Os escândalos não ficam por aí. O deputado Miguel Arruda abandonou o partido após o episódio das malas furtadas no aeroporto. O ex-dirigente Nuno Pardal Ribeiro vai a julgamento por prostituição de menores. Outros militantes enfrentam processos por violência doméstica, fraude ou evasão fiscal. O partido que promete “limpar Portugal” afunda-se na lama que diz combater. É o retrato perfeito do moralismo reacionário: grita contra os corruptos enquanto se alimenta deles.

Enquanto Ventura ensaia o papel de homem de Estado, o Chega implode por dentro. Antigos dirigentes denunciam o autoritarismo e o culto da personalidade. Gabriel Mithá Ribeiro, ex-vice-presidente, descreveu o partido como “uma seita de obediência narcísica” e Ventura como “um autocrata sem escrúpulos”. A tensão entre os ex-quadros do PSD, do CDS e do PPM — que procuram respeitabilidade institucional — e a ala fascizante mais primária, que vive da raiva “anti-sistema”, volta e meia estala. Por agora, Ventura vai segurando dois projetos de partido colados pela mesma ambição: o partido dos salões, que sonha com ministérios, e o das tabernas, que sonha com milícias – ambos úteis ao regime.

O verniz berrante do regime

Com o seu discurso securitário e populista, o Chega é hoje a ponta de lança da ofensiva contra os trabalhadores. Cumpre a função de canalizar o desespero social para o terreno reacionário, transformando medo em ressentimento e precariedade em moralismo. Nas questões concretas da luta laboral, o seu silêncio é revelador. Durante a discussão da nova lei laboral — que restringe o direito à greve, facilita despedimentos e limita a ação sindical — o Chega apenas se insurgiu contra a norma sobre a amamentação, que prevê eliminar uma das horas de dispensa para mães trabalhadoras. Sobre o resto, calou-se. Um partido financiado por patrões não defende trabalhadores: protege o lucro.

O seu alvo preferido são os imigrantes — mais de 800 mil trabalhadores que sustentam setores inteiros da economia portuguesa, da construção civil à hotelaria, da agricultura intensiva aos call centers. O governo da AD segue à risca a linha da União Europeia: proclama precisar de “mão-de-obra estrangeira”, mas endurece as leis, atrasa regularizações e reforça a vigilância policial. Ventura amplifica o medo e o ódio, apontando o dedo aos mais explorados. No entanto, os dados oficiais desmentem a narrativa do medo. O Relatório Anual de Segurança Interna indica que a criminalidade geral caiu 4,6% em 2024 e a violenta foi a mais baixa da década. Mas o Chega precisa de pânicos morais para sobreviver: o racismo é o seu combustível, a mentira o seu método e o desespero o seu terreno fértil. 
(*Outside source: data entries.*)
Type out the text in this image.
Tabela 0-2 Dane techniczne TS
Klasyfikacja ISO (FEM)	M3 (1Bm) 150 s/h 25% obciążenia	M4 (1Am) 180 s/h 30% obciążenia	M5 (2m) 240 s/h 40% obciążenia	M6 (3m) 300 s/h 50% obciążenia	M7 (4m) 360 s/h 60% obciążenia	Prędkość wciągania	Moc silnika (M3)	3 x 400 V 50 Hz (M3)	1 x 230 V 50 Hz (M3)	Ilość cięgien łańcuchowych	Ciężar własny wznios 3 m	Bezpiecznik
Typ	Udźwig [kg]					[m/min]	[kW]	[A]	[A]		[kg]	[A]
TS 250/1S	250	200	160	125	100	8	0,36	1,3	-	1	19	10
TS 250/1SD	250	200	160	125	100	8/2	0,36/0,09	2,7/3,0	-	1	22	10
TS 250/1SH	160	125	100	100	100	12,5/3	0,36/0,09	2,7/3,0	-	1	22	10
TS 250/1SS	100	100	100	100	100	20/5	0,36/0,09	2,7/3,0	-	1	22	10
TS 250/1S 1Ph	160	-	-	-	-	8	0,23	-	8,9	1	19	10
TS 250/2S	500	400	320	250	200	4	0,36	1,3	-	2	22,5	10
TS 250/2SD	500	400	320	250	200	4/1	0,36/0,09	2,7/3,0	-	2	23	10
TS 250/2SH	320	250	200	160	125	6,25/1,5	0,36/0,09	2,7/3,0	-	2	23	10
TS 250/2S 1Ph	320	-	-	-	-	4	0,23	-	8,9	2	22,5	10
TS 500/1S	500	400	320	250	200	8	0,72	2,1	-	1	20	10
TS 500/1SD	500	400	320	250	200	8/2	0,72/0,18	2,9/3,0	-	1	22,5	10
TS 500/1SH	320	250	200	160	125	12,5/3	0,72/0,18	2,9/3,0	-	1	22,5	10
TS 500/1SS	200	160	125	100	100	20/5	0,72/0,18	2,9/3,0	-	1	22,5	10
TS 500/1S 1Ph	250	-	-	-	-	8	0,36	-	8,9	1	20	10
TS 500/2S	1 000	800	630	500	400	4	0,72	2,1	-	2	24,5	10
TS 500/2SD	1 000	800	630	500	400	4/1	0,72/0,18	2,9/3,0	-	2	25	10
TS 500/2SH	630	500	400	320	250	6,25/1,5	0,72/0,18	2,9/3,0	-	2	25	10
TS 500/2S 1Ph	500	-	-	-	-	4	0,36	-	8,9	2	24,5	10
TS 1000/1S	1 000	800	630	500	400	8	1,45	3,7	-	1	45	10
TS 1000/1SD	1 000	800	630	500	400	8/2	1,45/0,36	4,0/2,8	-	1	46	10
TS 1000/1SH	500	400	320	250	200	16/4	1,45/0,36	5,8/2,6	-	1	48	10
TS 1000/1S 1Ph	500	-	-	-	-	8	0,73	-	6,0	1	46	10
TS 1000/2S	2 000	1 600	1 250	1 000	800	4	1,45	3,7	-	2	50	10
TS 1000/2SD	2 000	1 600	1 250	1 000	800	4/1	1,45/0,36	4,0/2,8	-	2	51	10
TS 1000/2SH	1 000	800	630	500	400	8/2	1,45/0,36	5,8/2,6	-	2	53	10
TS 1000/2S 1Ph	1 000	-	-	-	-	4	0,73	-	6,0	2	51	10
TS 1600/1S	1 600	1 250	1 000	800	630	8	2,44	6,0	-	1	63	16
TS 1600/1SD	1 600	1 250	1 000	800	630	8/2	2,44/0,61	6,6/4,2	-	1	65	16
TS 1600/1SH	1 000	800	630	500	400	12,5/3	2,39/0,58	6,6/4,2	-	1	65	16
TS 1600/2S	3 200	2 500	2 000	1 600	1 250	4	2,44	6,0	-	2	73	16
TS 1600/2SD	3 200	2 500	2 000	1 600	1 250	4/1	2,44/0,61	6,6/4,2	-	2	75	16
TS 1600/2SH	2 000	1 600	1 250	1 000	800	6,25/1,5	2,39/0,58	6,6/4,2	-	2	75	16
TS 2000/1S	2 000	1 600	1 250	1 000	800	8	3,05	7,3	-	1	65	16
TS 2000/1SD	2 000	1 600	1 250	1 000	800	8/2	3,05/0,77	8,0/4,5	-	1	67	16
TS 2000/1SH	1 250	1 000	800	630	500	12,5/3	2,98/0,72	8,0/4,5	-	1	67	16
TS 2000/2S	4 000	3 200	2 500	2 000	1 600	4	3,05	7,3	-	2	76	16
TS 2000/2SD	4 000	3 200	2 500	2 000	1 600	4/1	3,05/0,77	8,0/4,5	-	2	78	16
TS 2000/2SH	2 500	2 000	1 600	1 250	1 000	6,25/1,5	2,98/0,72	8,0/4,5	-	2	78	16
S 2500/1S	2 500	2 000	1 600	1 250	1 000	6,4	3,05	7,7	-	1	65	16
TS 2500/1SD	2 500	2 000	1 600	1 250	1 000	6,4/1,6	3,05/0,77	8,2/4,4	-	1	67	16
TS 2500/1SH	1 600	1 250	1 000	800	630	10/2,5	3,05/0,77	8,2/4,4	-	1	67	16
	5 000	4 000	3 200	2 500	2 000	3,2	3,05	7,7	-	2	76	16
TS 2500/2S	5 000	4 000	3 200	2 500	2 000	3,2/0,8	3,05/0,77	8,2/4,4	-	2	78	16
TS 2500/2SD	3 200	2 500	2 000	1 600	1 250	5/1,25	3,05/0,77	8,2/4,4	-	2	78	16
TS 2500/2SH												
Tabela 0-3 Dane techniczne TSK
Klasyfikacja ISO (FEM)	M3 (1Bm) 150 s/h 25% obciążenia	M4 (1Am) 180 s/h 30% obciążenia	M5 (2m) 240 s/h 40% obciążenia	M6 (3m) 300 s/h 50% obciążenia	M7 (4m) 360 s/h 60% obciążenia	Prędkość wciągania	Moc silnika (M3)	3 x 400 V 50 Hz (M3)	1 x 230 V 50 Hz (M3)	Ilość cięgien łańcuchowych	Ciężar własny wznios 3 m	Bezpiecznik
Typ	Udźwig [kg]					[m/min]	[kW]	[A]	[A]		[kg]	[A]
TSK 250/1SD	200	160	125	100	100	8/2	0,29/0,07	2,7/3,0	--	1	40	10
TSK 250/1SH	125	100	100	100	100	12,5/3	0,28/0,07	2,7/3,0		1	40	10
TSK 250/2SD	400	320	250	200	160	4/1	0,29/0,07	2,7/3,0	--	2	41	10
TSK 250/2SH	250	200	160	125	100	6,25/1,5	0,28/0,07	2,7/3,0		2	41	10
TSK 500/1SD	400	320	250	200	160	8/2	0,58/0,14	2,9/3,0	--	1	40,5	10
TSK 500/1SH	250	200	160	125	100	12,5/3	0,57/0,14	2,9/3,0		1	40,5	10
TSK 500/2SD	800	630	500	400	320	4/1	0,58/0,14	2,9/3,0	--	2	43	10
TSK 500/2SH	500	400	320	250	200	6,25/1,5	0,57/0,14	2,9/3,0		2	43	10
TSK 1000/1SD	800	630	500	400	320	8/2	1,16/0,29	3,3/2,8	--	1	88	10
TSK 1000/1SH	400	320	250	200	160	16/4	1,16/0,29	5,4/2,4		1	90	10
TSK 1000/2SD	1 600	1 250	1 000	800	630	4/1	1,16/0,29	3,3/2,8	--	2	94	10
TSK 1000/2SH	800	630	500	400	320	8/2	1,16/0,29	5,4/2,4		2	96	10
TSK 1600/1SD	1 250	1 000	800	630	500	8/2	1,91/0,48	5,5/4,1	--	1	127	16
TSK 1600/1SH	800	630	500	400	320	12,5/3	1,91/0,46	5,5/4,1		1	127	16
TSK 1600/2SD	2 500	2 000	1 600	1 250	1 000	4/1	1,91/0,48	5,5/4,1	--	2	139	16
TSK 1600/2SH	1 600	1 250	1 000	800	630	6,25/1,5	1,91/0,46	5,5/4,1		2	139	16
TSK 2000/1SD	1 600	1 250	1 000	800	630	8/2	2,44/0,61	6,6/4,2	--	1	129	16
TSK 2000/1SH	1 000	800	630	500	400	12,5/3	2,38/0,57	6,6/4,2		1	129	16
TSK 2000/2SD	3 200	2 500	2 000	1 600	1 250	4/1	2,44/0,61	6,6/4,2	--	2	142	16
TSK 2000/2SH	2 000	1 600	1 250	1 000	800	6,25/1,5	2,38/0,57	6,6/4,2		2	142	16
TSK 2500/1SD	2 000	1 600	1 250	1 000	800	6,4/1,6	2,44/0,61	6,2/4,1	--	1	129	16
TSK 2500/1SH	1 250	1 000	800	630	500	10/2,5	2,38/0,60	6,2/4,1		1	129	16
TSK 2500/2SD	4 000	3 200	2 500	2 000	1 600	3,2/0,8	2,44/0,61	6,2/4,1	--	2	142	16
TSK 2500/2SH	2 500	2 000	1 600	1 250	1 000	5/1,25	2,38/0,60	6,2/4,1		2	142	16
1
Este crescimento do Chega não é um acidente nem uma anomalia portuguesa. É a expressão local de uma viragem autoritária global. O Chega não é um projeto para destruir o regime, mas para reforçá-lo com punhos de ferro. Perante o acirrar da crise que empurra para baixo a condição de vida dos trabalhadores e da população em geral, os donos disto tudo reorganizam os seus instrumentos de poder e Ventura é um deles. A democracia liberal portuguesa não está a ser derrubada pelos grandes empresários que financiam o Chega: está a ser esvaziada por dentro, com “sentido de Estado”, austeridade e racismo. 

A AD e o Chega são duas faces da mesma moeda: um governa, o outro prepara-lhe o terreno. Lutar contra a extrema-direita não é salvar o “centro democrático” nem implorar moderação a quem vive de esmagar os de baixo enquanto usa a máscara de “progressista”. É reconstruir a confiança e a força da nossa classe — entre nacionais e imigrantes, precários e efetivos, mulheres e homens — e atacar as causas que alimentam o monstro: o desemprego, as rendas, a miséria, o desmantelamento dos serviços públicos.

O Chega é o verniz berrante de um regime gasto, o ruído necessário para que a pilhagem continue em silêncio, sob uma mão mais dura. Por isso, o combate à extrema-direita não começa nas urnas nem nos debates televisivos — começa nas lutas concretas, nas greves, nas ruas, nas vozes que recusam ajoelhar. O Chega é o melhor lacaio da AD, e o único antídoto contra ambos é a organização dos de baixo. Que a raiva não se disperse — que se organize.